The first electrocardiograph was actually a frog’s innervated gastrocnemius muscle as described
here. In 1856, Heinrich Muller and Rudolph von Kolliker used what became known as the rheoscopic frog to show that electric currents are produced during the heartbeat. The sciatic nerve of the rheoscopic frog was laid across the beating ventricle of another frog’s heart. They observed one and sometimes two contractions of the rheoscopic frog’s leg muscle with each beat. That’s right: The first electrocardiogram was displayed as a twitching frog muscle.

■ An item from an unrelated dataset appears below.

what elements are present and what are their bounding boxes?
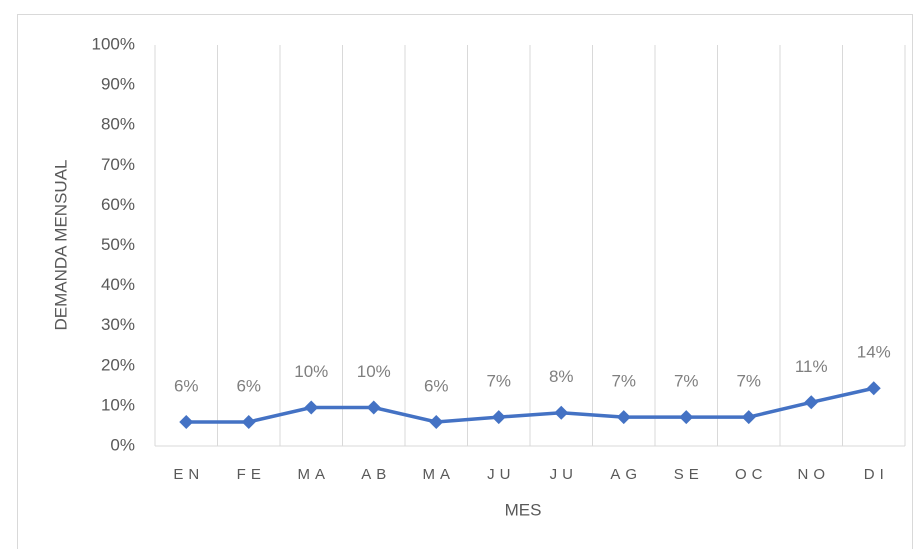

No one was going to lay a frog’s sciatic nerve across the beating ventricle of a human heart. Needed was a device sufficiently sensitive and fast-responding to detect the signals generated by the heart’s natural pacemaker at points on the skin. Such a device, the capillary electrometer, was invented by Gabriel Lippmann in 1872. Lippmann placed mercury and then dilute sulfuric acid in a U-shaped glass tube. Inserting wires at either end, the interface between the mercury and sulfuric acid changed shape in response to tiny, fast-changing electrical currents.
William Einthoven showed that a mathematical correction had to be applied to the capillary electrometer tracing in order to get the actual electrocardiogram. Einthoven went on to develop an instrument that directly displayed the actual electrocardiogram: the string galvanometer. Einthoven also identified the segments in a normal electrocardiogram, labeling them
PQRST, and defined the standard electrocardiograph leads. Because his laboratory was about one mile from the nearest hospital, he even developed a way to acquire electrocardiograms over a phone line.
The electrocardiogram has become a standard diagnostic tool. It also helped guide development of artificial pacemakers and implantable cardiac defibrillators, as discussed in the next chapter.
In medicine, reverse engineering may be a waypoint rather than the final destination. With 3D cardiac mapping and ablation systems it’s sometimes possible to re-engineer the heart’s electrical system. Today, ablation is a common treatment for tachycardia (very rapid heart beat). Electrophysiologist Jason Jacobson at Northwest Memorial Hospital suggests that in the future we may use tissue engineering to treat heart block (very slow heart beat).